如何快速从大量数字中生成所有对的列表？

Question

I create a list with numbers from 0 to 131072:

x = [i for i in range(131072)] 

Then all pairs, except for pairs of the same numbers:

pairs = []
append_pairs = pairs.append
for i in range(len(x)):
    for j in range(len(x)):
        if x[i]!=x[j]:
           x2 = [x[i], x[j]] 
           append_pairs(x2)

which gives:

pairs = [[0, 1], [0, 2], [0, 3], ... [131071, 131070]]

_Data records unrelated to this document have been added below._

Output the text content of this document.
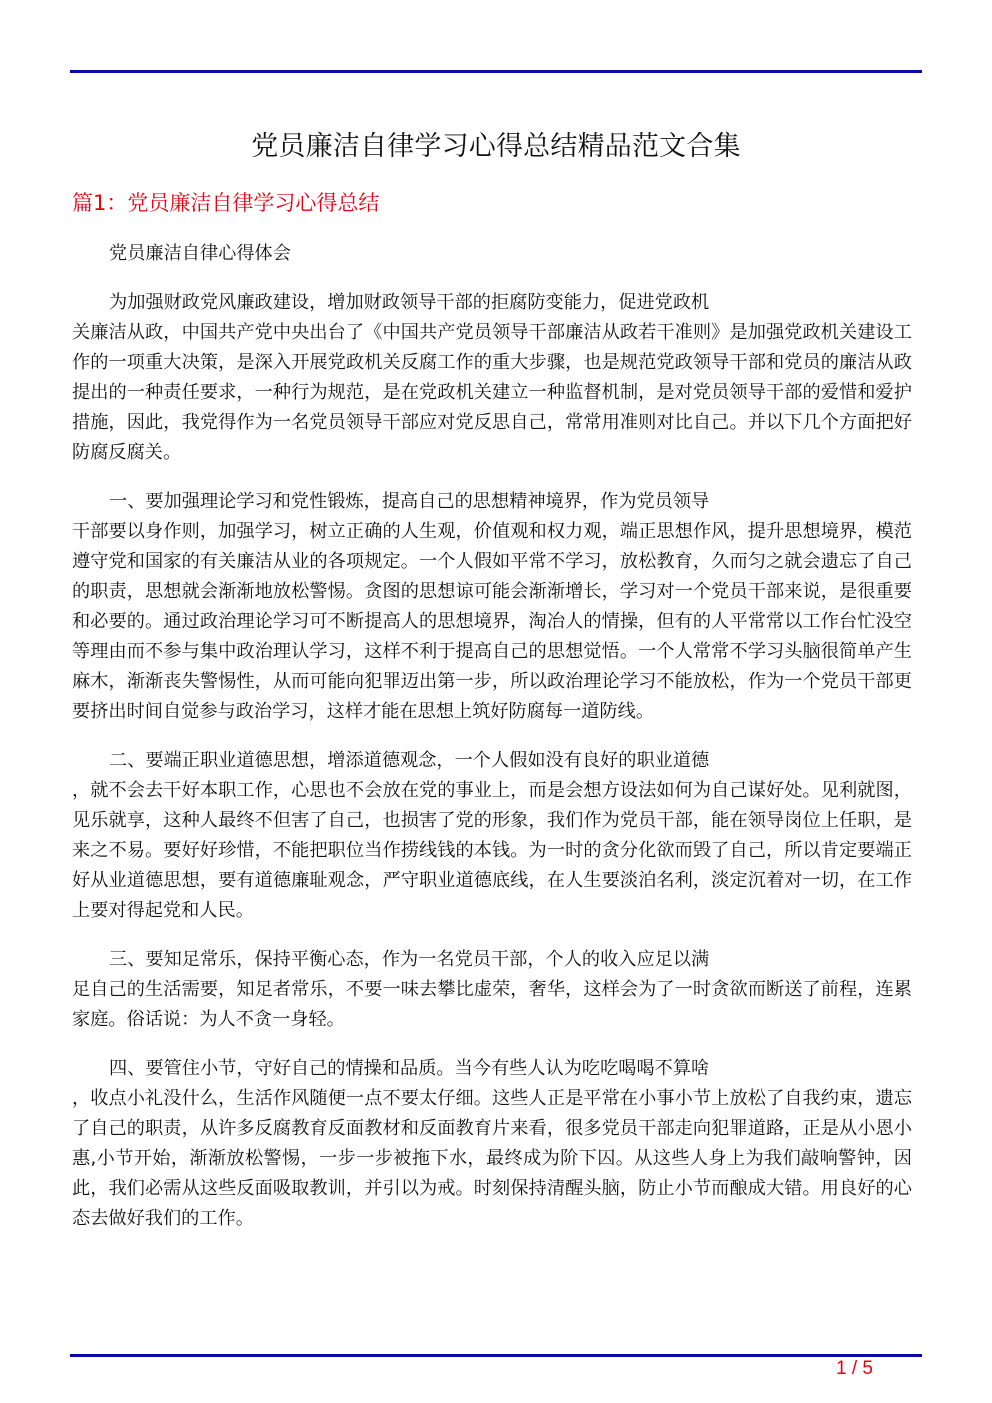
党员廉洁自律学习心得总结精品范文合集
篇1：党员廉洁自律学习心得总结
党员廉洁自律心得体会
为加强财政党风廉政建设，增加财政领导干部的拒腐防变能力，促进党政机
关廉洁从政，中国共产党中央出台了《中国共产党员领导干部廉洁从政若干准则》是加强党政机关建设工作的一项重大决策，是深入开展党政机关反腐工作的重大步骤，也是规范党政领导干部和党员的廉洁从政提出的一种责任要求，一种行为规范，是在党政机关建立一种监督机制，是对党员领导干部的爱惜和爱护措施，因此，我党得作为一名党员领导干部应对党反思自己，常常用准则对比自己。并以下几个方面把好防腐反腐关。
一、要加强理论学习和党性锻炼，提高自己的思想精神境界，作为党员领导
干部要以身作则，加强学习，树立正确的人生观，价值观和权力观，端正思想作风，提升思想境界，模范遵守党和国家的有关廉洁从业的各项规定。一个人假如平常不学习，放松教育，久而匀之就会遗忘了自己的职责，思想就会渐渐地放松警惕。贪图的思想谅可能会渐渐增长，学习对一个党员干部来说，是很重要和必要的。通过政治理论学习可不断提高人的思想境界，淘冶人的情操，但有的人平常常以工作台忙没空等理由而不参与集中政治理认学习，这样不利于提高自己的思想觉悟。一个人常常不学习头脑很简单产生麻木，渐渐丧失警惕性，从而可能向犯罪迈出第一步，所以政治理论学习不能放松，作为一个党员干部更要挤出时间自觉参与政治学习，这样才能在思想上筑好防腐每一道防线。
二、要端正职业道德思想，增添道德观念，一个人假如没有良好的职业道德
，就不会去干好本职工作，心思也不会放在党的事业上，而是会想方设法如何为自己谋好处。见利就图，见乐就享，这种人最终不但害了自己，也损害了党的形象，我们作为党员干部，能在领导岗位上任职，是来之不易。要好好珍惜，不能把职位当作捞线钱的本钱。为一时的贪分化欲而毁了自己，所以肯定要端正好从业道德思想，要有道德廉耻观念，严守职业道德底线，在人生要淡泊名利，淡定沉着对一切，在工作上要对得起党和人民。
三、要知足常乐，保持平衡心态，作为一名党员干部，个人的收入应足以满
足自己的生活需要，知足者常乐，不要一味去攀比虚荣，奢华，这样会为了一时贪欲而断送了前程，连累家庭。俗话说：为人不贪一身轻。
四、要管住小节，守好自己的情操和品质。当今有些人认为吃吃喝喝不算啥
，收点小礼没什么，生活作风随便一点不要太仔细。这些人正是平常在小事小节上放松了自我约束，遗忘了自己的职责，从许多反腐教育反面教材和反面教育片来看，很多党员干部走向犯罪道路，正是从小恩小惠,小节开始，渐渐放松警惕，一步一步被拖下水，最终成为阶下囚。从这些人身上为我们敲响警钟，因此，我们必需从这些反面吸取教训，并引以为戒。时刻保持清醒头脑，防止小节而酿成大错。用良好的心态去做好我们的工作。
1 / 5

But in this syntax it takes a very very long time. Can it be done faster?

Answer 1

You can use itertools.combinations but that will probably also take a little while like so:

import itertools as it

n = 131072
pairs = it.combinations(range(n), 2)

Note that the code above will not give you the list of all pairs but a generator over pairs:

>>> pairs
<itertools.combinations at 0x7fb939a72a48>

You can get the list using

pairs = list(it.combinations(range(n), 2)

Using numpy is probably faster:

import numpy as np

pairs = np.transpose(np.triu_indices(n, 1))

However, the number of pairs you want to generate is enormous and you cannot store the numbers in memory (unless you have a very powerful machine). In particular, you get n * (n - 1) / 2 pairs. If you store the numbers as 8-byte integers, you're looking at just under 70 GB of memory.

For n = 5000 :

• Itertools: 818 ms ± 15.8 ms per loop (mean ± std. dev. of 7 runs, 1 loop each)
• Numpy: 254 ms ± 30.8 ms per loop (mean ± std. dev. of 7 runs, 1 loop each)
• Original method: 3.72 s ± 72.6 ms per loop (mean ± std. dev. of 7 runs, 1 loop each)

Note: Because there is more in-built code available, I have generated distinct pairs.